Advocating for Your Hormonal Health in a 10-Minute Doctor's Visit
**Educate Yourself First:** Before your appointment, research your symptoms and potential hormonal links (e.g., GSM, low testosterone). Dr. Rubin's website (RachelRubinMD.com) and ISSWH.org are good starting points. Download any relevant guidelines or 'teach your doctor' printouts.
**Frame the Conversation:** Start by acknowledging the doctor's busy schedule and potential knowledge gaps. Say, 'I've been researching my symptoms (e.g., chronic UTIs, pain with sex) and learned about hormonal factors like GSM/low testosterone. Are you the right person to help me with this, or can you refer me to a specialist?'
**Be Specific and Direct:** Clearly state your most bothersome symptoms and how they impact your quality of life. For example, 'I get 10 UTIs a year, and it's affecting my work and sex life. I read about vaginal hormones preventing UTIs by over 50% and want to discuss if this is right for me.'
**Present Information Concisely:** If your doctor is unfamiliar, briefly mention key facts, such as the recent FDA label changes for vaginal hormones or the global consensus on women's testosterone. Offer the printouts you brought. Focus on 'what' (the condition) and 'what works' (the treatment).
**Request Specific Actions:** Ask for a prescription for vaginal estrogen/DHEA, a blood test for testosterone (if relevant), or a referral to a sexual medicine specialist or pelvic floor physical therapist. Be prepared to explain why these are relevant based on your research.
Notable Moments
Dr. Rubin's personal advocacy to remove FDA warning labels on vaginal hormones, inspired by her mother's critical illness, culminated in the labels' removal on her mother's birthday.

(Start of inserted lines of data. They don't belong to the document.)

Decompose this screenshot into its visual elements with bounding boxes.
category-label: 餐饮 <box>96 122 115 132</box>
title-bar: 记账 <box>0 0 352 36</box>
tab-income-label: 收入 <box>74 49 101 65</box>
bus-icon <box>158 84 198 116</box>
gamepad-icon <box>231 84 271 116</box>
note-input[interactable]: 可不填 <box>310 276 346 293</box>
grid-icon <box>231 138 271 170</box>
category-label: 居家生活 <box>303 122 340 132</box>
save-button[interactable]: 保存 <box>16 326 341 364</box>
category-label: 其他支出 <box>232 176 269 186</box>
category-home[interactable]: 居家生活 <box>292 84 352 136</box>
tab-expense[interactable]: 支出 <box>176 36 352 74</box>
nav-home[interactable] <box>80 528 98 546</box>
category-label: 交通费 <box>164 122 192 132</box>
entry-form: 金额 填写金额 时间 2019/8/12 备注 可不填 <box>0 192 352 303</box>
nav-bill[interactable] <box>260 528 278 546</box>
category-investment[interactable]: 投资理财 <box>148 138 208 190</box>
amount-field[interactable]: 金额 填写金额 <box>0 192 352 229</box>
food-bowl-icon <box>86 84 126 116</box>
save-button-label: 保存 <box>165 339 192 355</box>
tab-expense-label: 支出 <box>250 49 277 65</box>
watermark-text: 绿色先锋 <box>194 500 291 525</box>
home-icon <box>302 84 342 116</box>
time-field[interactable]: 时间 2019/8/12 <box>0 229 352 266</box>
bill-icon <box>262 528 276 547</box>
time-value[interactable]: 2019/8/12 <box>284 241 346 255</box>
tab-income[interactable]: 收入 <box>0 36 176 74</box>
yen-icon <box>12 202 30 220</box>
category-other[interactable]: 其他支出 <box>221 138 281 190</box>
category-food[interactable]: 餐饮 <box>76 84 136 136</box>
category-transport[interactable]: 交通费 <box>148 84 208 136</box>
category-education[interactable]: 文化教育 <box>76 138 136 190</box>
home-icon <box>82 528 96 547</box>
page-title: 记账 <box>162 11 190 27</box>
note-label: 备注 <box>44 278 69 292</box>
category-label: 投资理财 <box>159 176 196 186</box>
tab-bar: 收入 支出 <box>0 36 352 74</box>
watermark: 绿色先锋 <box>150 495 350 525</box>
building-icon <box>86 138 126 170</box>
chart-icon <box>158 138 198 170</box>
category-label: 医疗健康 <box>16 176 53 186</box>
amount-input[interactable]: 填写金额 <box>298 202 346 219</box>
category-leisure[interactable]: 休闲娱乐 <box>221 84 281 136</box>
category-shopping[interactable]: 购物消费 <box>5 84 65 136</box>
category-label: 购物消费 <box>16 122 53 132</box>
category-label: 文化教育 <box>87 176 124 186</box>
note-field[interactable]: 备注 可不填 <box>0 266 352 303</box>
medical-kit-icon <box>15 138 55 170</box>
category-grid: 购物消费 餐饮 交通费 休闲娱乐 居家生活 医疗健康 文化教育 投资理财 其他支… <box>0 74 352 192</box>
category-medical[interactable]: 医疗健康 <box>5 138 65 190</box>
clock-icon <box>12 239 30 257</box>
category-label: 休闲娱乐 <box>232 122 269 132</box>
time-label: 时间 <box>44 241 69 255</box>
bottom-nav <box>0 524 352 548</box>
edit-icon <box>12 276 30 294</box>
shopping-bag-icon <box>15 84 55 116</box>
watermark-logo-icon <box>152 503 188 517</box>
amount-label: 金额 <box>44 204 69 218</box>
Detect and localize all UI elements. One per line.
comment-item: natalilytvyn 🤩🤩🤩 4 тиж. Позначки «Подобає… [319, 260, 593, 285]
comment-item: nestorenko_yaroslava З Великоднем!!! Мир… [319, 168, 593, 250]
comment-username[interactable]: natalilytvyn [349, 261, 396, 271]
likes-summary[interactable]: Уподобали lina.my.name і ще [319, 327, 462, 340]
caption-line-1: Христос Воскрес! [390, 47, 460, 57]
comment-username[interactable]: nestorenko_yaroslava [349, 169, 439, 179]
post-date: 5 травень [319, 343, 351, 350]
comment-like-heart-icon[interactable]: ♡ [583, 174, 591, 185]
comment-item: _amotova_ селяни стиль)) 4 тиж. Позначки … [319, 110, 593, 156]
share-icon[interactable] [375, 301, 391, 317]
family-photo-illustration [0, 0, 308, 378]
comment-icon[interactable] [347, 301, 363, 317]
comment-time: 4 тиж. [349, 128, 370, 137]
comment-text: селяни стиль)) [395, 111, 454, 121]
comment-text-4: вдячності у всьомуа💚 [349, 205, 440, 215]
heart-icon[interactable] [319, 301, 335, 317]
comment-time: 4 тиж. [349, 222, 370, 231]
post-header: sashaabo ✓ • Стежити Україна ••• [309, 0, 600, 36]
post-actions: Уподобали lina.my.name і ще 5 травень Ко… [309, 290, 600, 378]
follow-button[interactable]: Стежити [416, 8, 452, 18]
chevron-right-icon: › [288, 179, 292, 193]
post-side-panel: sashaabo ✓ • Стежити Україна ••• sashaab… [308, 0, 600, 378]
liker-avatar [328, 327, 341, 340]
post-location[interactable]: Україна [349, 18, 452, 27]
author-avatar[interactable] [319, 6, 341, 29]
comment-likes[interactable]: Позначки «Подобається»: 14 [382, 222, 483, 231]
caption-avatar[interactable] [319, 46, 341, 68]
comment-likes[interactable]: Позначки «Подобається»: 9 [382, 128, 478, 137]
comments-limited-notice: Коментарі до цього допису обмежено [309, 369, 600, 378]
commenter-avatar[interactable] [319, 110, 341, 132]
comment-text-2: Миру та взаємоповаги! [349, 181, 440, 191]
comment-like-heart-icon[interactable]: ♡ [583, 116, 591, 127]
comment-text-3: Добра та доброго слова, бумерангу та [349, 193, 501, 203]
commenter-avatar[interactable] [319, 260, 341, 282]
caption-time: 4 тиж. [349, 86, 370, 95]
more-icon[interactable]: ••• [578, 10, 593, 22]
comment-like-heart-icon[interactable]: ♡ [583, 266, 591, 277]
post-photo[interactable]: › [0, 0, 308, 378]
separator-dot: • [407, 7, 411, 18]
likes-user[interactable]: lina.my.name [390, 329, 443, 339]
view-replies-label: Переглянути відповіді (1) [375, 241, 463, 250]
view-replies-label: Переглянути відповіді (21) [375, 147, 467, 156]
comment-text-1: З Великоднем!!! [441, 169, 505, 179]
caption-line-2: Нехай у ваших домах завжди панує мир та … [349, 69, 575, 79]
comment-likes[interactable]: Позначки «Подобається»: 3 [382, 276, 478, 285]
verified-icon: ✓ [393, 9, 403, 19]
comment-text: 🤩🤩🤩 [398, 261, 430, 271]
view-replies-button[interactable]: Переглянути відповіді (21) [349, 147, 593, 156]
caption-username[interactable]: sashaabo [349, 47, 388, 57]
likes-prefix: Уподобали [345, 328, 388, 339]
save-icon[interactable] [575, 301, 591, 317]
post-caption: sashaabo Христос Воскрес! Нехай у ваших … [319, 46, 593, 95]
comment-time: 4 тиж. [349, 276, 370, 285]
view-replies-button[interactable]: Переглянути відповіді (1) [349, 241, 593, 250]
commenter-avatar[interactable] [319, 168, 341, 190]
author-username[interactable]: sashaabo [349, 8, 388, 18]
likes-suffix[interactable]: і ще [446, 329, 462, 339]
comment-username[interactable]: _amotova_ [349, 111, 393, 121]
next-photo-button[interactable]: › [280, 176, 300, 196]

This deeply personal story illustrates the profound impact of medical misinformation, the power of grassroots advocacy, and the life-saving potential of treatments previously hindered by flawed regulatory warnings. It underscores the fight against systemic barriers in women's healthcare.
A 7-year-old girl from Western Canada, suffering from undiagnosed clitoral adhesions, was finally believed and treated after years of distress and misdiagnosis (including being recommended cognitive behavioral therapy).
This case highlights the severe consequences of medical professionals' lack of training in female genital anatomy, even for children. It demonstrates how simple anatomical issues can cause profound suffering and how validation and correct diagnosis can be life-changing, emphasizing the urgent need for widespread education and examination protocols.
Quotes
"The word clitoris doesn't appear in what a gynecologist needs to know to graduate her training. Today? Today in 2026."
"Most of those problems, not every problem, but majority of those problems are due to hormone fluctuations that are changing the microbiome of the vagina and the bladder. And it can be treated for every aged person, for every person with every medical problem, and can cost you as little as $7 a month."
"Testosterone is a human hormone. It is not a gendered hormone. That was very old politics from a very long time ago, and we have to move on."
"Half the world has a clitoris. Why don't doctors study it?"
"Sex should not be painful and you deserve a diagnosis."
"There are no grownups coming to save the day. Okay, there's no grownups. We are the grownups, and we have to roll up our sleeves and do the work ourselves sometimes."